Judicial auditing looks at the regularity of operations authorised by public accountants, in relation to both revenue and expenditure. This procedure is formally ordained and hence mandatory, and regional audit chambers settle and clear the accounts by issuing judicial decisions, irrespective of whether any irregularities have been discovered. The purpose of the audit is not only to ensure that the accounts are regular, but also that the accountant has carried out all the checks which he is supposed to complete, notably those relating to the origin and amounts of revenue and expenditure, and that he has not negligently acted to the detriment of the authority concerned. These checks are carried out on-site, on the basis of documentary evidence.
Regional audit chambers deliver their judicial decisions after a contradictory procedure which allows the audited party a right of reply, whereupon they grant discharge to the accountant (no negligence, or the determined negligence did not result in any financial loss for the authority) or may leave him with a liability, in other words, require him to repay a specific amount to the authority concerned, where lack of diligence on his part has led to the authority suffering a financial loss.
These judicial decisions may be appealed before the Court of Audit. Rulings issued by that Court are, like any other rulings, appealable on points of law before the Conseil d’Etat, the highest administrative court in France.

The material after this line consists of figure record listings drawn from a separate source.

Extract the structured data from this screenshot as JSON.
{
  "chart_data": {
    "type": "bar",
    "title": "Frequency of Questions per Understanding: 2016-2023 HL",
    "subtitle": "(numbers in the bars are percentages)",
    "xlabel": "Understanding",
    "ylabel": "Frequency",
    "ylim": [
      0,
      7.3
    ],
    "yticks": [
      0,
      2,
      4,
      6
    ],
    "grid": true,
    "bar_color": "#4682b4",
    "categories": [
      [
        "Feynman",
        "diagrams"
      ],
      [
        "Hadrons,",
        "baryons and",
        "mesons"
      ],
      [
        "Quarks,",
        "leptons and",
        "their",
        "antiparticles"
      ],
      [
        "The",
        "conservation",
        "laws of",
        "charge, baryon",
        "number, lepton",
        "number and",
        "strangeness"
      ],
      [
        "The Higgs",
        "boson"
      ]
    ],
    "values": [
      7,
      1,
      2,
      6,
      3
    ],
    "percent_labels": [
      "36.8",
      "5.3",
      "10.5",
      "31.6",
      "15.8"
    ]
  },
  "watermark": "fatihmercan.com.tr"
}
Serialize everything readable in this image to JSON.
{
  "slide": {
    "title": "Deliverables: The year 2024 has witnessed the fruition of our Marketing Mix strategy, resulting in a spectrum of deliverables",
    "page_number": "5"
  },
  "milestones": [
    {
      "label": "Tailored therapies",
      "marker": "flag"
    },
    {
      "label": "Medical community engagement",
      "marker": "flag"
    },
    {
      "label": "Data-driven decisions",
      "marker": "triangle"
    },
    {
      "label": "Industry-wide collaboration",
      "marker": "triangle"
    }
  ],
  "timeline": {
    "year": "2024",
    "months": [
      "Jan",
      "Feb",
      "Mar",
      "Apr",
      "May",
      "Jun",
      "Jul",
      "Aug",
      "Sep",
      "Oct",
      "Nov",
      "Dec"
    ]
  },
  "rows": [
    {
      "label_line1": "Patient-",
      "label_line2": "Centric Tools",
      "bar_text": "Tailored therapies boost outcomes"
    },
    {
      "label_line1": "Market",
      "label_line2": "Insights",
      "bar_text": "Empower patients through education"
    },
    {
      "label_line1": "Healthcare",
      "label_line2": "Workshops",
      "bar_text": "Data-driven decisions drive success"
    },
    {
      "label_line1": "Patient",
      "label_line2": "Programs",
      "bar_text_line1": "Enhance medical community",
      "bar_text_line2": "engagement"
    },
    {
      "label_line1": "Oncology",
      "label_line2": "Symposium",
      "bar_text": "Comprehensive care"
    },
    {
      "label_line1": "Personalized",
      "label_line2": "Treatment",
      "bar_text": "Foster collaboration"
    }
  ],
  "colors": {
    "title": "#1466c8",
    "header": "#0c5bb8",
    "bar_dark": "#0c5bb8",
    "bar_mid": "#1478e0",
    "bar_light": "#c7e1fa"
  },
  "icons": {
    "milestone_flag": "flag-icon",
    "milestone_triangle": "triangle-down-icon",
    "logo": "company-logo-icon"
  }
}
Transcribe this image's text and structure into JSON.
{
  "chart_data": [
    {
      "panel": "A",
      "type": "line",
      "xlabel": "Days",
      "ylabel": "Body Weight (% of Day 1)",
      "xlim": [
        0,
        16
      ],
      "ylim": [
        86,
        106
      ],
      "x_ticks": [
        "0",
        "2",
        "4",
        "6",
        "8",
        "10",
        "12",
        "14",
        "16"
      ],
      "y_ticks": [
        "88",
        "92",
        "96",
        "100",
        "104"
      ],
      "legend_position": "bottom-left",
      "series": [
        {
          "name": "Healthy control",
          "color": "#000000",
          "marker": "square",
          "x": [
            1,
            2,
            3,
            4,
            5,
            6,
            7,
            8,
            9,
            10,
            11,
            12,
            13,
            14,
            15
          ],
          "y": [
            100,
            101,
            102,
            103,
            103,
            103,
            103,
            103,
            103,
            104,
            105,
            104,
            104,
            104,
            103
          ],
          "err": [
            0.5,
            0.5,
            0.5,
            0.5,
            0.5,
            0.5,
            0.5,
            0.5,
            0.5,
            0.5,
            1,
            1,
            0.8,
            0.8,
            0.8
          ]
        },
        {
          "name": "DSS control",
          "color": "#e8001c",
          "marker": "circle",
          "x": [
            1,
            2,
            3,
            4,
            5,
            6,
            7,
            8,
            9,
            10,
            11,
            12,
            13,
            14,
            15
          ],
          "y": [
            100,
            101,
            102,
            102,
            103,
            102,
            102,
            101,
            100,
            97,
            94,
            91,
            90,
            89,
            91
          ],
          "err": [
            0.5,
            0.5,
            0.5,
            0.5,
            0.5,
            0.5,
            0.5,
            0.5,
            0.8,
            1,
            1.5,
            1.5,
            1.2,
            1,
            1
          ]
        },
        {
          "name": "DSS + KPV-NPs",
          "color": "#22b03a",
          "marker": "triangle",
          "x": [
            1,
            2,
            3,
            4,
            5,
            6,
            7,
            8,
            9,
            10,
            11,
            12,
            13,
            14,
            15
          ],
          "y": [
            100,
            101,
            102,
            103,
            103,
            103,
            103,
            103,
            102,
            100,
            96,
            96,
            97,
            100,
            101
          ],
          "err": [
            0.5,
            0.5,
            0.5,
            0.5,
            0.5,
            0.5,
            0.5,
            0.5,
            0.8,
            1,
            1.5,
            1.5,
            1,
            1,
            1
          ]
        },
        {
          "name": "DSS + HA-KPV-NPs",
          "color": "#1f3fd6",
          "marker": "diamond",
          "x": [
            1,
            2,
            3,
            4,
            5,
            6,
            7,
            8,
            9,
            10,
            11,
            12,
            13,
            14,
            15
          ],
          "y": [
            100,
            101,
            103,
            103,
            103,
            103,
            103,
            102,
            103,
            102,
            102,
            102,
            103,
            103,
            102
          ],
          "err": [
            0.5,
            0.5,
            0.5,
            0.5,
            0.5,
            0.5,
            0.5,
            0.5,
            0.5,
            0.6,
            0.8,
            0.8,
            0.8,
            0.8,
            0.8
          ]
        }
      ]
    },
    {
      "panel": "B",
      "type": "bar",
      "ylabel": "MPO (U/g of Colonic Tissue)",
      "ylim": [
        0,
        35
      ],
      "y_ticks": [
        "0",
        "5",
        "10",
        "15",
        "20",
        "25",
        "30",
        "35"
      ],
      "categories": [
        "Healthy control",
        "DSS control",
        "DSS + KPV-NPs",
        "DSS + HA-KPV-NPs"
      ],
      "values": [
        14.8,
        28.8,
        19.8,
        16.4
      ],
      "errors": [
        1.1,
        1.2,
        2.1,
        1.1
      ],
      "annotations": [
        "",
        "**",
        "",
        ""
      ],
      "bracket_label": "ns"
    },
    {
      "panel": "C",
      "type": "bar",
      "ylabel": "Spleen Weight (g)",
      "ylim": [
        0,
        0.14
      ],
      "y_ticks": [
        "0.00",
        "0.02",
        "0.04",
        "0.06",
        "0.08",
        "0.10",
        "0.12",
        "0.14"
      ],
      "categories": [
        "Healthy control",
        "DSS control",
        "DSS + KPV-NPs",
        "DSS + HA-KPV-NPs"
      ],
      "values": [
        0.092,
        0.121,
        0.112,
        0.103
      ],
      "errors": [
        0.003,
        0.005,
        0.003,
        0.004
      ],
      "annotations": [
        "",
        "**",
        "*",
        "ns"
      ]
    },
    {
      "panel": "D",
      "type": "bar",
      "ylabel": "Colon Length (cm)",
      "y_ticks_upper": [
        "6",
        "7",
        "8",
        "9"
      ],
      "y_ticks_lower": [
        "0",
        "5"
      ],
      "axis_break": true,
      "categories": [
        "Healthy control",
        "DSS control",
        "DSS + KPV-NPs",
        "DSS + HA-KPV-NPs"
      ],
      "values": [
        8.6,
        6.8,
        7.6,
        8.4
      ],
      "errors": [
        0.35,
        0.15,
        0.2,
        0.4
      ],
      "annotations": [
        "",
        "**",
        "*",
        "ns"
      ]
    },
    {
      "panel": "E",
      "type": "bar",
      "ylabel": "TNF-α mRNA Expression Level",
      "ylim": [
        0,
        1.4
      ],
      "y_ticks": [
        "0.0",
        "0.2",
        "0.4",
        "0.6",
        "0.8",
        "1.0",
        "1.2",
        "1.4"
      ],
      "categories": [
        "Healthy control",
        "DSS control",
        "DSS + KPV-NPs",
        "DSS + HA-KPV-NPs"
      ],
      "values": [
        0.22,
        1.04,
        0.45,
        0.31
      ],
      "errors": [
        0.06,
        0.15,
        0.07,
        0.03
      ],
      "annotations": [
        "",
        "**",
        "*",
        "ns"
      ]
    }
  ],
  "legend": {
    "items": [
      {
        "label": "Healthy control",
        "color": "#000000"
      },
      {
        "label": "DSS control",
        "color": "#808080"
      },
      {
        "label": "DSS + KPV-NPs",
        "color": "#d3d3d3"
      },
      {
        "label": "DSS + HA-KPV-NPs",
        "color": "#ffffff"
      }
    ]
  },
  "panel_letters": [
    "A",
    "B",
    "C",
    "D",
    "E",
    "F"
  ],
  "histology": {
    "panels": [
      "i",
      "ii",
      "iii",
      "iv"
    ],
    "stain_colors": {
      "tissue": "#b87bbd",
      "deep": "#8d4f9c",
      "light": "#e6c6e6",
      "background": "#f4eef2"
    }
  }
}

The rules of a fair trial, as defined in article 6-1 of the European Convention on Human Rights and interpreted by the European Court of Justice, apply to all cases of leaving an accountant with a liability, in the first instance and on appeal. A public hearing is organised before any liability is conferred (or any judgement is given on an appeal that covers liability). The report and the conclusions of the public prosecutor are to be communicated to the parties before the hearing. The reporting officer and the representative of the public prosecutor may not participate in or attend the deliberations.
2. Public accountants for territorial authorities are obliged to render their accounts to the chamber responsible for the territory concerned This obligation represents one of the fundamental elements of the French public accounting system. By failing to comply with it, the public accountant exposes himself
to be fined by the chamber at the request of the public prosecutor for financial matters7.
The obligation to render accounts applies to all public accountants for the territorial authorities and associated public bodies, or bodies which have a public accountant.